Tiny Core Base > TCB Q&A Forum
Keymaps switching
waterleat:
Thank you Rich
Directory in my case is mnt/sda1/tce/boot/extlinux/extlinux.conf
however adding kmap=uk or keymap=uk does not change keymap in editor
Too late to investigate further tonight will look again tomorrow after work
Abnormis not tried your suggestions same reason as above and I think i am in xvesa I have not tried to use xorg
curaga:
@waterleat
The bootcode should be kmap=qwerty/uk. setxkbmap is only for Xorg.
KHarvey:
I apologize for my late reply.
The links that Rich supplied kind of solved my problem. I am able to change my keymaps by using setxkbmap. But it isn't working quite the way that I thought it would. It changes my keymap but it doesn't change the language, which makes sense.
I may create another thread with this question, since it is kind of different. But is there a way to keep my kmap in US English and use UTF-8 fonts?
I know that aterm does not support UTF-8 but I can use urxvtd instead (I think). The problem is everything that I have seen with adding the UTF-8 support I have to edit my boot options, and specify a language and a kmap, but none have them have been US English.
What I am attempting to do is write a small English (Romaji) to Japanese (Hiragana / Katakana) python script for a friend. But so far I have been unable to get any of the UTF-8 characters to work.

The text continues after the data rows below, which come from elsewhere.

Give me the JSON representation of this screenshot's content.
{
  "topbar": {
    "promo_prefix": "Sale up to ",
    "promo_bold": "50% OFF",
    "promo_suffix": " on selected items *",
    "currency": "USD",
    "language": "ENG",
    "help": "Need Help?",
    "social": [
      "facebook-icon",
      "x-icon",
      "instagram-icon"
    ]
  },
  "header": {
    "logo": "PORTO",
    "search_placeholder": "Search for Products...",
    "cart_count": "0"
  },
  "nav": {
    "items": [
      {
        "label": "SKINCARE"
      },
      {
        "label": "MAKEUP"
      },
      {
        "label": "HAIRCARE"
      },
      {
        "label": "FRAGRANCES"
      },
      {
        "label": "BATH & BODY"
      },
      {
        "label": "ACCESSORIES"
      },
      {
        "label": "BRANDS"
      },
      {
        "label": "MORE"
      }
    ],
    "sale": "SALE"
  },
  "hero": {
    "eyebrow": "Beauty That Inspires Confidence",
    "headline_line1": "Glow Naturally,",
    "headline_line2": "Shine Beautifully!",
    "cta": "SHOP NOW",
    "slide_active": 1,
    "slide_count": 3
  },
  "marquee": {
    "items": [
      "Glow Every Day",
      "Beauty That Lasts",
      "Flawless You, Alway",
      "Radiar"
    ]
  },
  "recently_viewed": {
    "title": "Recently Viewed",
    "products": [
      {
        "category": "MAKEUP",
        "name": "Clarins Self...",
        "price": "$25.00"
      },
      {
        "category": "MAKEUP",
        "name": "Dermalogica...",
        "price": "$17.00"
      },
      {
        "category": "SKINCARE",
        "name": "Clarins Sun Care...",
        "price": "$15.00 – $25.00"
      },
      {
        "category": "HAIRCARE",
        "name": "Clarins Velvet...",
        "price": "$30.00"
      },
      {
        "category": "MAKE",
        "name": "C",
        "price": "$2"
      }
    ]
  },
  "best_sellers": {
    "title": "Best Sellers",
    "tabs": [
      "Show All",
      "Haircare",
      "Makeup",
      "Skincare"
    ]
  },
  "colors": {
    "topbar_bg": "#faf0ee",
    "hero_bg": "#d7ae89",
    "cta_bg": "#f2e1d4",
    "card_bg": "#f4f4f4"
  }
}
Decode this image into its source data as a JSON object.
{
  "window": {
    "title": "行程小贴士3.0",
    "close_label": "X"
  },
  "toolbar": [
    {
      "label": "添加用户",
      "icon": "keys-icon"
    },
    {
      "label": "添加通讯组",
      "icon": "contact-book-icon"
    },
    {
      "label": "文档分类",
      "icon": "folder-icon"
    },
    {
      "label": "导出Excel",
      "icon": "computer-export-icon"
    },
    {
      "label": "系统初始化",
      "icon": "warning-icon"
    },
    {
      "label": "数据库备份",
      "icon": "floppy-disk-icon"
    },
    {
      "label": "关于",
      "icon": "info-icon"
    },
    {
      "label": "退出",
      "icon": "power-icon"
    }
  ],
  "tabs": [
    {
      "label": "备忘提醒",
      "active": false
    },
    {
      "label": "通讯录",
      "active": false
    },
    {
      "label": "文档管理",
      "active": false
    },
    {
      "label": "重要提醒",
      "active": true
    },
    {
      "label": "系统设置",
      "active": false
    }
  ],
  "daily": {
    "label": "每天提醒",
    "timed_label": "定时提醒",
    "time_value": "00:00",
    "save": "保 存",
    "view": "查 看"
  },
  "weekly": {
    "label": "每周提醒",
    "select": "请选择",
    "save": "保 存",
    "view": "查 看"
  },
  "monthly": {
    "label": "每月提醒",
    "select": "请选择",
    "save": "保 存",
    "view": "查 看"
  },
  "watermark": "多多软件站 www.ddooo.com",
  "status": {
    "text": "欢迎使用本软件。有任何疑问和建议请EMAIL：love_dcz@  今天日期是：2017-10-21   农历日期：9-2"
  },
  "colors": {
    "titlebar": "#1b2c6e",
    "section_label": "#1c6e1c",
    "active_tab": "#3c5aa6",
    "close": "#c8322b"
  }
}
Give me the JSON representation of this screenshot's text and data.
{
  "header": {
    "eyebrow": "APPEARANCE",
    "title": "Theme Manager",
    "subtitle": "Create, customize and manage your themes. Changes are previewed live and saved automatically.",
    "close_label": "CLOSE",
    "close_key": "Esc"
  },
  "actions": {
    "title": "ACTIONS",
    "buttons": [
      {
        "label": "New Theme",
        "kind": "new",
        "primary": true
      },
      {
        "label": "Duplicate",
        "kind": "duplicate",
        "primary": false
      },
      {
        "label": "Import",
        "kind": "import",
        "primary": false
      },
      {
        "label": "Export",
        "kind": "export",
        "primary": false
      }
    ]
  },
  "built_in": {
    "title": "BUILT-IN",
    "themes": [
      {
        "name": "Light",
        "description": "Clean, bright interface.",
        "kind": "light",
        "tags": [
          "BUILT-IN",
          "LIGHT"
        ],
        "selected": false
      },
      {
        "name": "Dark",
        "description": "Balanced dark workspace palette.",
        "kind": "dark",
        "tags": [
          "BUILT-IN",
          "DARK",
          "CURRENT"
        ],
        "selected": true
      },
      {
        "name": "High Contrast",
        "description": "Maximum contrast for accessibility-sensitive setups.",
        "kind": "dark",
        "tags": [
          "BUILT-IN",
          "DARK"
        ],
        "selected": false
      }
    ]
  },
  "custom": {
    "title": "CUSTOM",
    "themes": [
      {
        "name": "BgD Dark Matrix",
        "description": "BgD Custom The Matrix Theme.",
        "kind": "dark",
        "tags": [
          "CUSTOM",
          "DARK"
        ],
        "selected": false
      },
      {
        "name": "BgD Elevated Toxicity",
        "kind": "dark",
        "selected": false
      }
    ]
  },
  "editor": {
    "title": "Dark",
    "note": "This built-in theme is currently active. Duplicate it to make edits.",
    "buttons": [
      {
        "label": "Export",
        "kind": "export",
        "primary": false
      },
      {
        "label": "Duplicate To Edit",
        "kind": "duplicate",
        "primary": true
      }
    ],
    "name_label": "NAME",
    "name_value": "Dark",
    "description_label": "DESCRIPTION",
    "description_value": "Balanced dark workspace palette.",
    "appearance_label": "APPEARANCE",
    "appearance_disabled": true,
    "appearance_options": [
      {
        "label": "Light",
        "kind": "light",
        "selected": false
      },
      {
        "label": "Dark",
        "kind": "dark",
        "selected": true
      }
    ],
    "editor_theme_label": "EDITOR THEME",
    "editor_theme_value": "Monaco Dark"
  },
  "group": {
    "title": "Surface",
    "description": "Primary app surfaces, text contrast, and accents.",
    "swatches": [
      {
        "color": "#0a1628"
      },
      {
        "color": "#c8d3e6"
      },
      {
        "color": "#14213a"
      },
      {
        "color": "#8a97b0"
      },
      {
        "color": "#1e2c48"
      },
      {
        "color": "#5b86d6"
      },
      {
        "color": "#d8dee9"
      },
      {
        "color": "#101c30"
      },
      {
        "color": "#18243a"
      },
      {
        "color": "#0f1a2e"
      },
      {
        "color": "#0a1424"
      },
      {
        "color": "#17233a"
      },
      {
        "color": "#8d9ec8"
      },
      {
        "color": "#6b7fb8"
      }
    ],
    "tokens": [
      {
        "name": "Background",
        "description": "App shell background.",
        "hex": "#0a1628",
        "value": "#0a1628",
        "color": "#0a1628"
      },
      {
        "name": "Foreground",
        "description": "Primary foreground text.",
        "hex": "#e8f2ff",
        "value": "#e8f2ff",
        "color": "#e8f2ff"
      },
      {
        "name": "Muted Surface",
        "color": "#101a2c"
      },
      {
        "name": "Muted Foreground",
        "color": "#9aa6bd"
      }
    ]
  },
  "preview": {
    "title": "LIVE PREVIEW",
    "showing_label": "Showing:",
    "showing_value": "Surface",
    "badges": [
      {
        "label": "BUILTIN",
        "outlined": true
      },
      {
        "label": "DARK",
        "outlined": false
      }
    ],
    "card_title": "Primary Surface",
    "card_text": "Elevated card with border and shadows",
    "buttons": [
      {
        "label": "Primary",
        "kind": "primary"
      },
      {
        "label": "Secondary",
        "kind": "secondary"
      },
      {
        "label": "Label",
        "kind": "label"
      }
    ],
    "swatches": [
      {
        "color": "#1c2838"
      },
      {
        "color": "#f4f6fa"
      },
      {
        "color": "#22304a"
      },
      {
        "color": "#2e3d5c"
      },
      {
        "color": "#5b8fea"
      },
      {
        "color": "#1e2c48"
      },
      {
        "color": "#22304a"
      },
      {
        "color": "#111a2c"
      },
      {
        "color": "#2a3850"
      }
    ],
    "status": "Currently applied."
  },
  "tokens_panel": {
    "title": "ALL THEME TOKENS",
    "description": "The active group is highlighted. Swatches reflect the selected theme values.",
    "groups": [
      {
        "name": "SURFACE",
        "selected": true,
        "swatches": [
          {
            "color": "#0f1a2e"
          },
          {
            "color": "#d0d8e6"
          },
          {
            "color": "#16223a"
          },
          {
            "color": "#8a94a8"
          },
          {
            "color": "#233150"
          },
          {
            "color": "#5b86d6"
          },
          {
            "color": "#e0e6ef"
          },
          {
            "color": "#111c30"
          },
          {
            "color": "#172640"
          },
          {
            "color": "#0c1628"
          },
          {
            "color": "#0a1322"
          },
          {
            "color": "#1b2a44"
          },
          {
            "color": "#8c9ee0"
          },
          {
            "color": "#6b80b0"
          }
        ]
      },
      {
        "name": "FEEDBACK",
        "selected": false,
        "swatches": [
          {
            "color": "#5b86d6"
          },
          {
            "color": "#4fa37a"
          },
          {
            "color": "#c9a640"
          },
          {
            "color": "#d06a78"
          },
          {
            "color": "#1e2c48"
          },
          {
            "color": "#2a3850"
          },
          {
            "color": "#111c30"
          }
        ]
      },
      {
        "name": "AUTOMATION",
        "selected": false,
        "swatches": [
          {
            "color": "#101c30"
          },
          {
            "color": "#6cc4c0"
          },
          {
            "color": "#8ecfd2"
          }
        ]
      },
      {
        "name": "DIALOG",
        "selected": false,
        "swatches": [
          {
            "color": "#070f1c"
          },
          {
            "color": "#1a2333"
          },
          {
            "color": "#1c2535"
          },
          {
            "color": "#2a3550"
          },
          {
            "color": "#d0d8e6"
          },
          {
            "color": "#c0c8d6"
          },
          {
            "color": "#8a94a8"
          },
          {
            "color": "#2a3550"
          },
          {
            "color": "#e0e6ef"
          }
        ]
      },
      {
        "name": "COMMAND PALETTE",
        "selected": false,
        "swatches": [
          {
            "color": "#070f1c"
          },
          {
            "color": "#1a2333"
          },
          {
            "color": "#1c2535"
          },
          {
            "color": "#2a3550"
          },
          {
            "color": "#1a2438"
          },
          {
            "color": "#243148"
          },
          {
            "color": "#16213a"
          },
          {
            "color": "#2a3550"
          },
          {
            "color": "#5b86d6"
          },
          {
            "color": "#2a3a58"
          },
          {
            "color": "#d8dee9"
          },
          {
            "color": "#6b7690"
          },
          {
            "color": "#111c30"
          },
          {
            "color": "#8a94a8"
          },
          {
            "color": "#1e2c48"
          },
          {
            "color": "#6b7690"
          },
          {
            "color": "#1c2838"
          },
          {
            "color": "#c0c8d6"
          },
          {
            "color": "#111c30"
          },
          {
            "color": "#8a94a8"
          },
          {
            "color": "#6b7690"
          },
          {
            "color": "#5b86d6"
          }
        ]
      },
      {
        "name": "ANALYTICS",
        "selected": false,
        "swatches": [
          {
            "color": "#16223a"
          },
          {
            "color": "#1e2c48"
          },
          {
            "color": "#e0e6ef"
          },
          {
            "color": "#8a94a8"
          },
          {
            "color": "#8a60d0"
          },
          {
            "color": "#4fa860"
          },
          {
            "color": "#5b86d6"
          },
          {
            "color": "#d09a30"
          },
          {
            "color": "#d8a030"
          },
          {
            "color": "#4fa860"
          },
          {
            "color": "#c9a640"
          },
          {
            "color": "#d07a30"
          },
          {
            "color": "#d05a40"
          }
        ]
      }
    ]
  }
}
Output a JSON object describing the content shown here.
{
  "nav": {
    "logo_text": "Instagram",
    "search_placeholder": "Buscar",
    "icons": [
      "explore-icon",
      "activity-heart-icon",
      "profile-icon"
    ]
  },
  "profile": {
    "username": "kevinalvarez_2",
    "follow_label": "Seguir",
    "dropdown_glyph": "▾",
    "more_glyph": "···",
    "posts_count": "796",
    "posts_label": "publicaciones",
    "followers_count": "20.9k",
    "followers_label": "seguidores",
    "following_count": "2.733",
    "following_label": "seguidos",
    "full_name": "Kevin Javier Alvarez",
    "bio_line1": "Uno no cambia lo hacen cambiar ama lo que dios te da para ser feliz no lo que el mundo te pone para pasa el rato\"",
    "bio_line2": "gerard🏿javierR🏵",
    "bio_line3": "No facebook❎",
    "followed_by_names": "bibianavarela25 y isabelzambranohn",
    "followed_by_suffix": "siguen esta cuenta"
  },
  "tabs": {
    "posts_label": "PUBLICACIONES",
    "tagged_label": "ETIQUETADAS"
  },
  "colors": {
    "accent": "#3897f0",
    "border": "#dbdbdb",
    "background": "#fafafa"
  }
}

I keep receiving chr arg not in range(256).
I will be using TC 4.5.5 with Xorg and Fluxbox.
curaga:
Fonts, language (translations, date formatting etc), console keymaps and xorg keymaps are all different things independent of each other.
So to write Japanese in Xorg you merely need a correct Xorg keymap and an editor supporting UTF-8; no need to change the system locale or console keymap. Unless you want Japanese locale etc too?
KHarvey:
Excellent point curaga. All the reading I have been doing in the forums has been centered around Xvesa. Since I use Xorg I should just be editing the Xorg.conf and adding the languages and keymaps that I need. I will go start reading on this now and see if I can figure it out.
As for the console goes, I don't really need to change the local or the keymap per se, but I want to be able to display the proper utf-8 characters. Since I do not plan on building a GUI with the Python script, this means that I will need to use urxvtd. It will just be a simple console script. I had thought of attempting a shell script at first to do this, but decided that I wanted it to be a little more cross platform, so that is why is chose Python.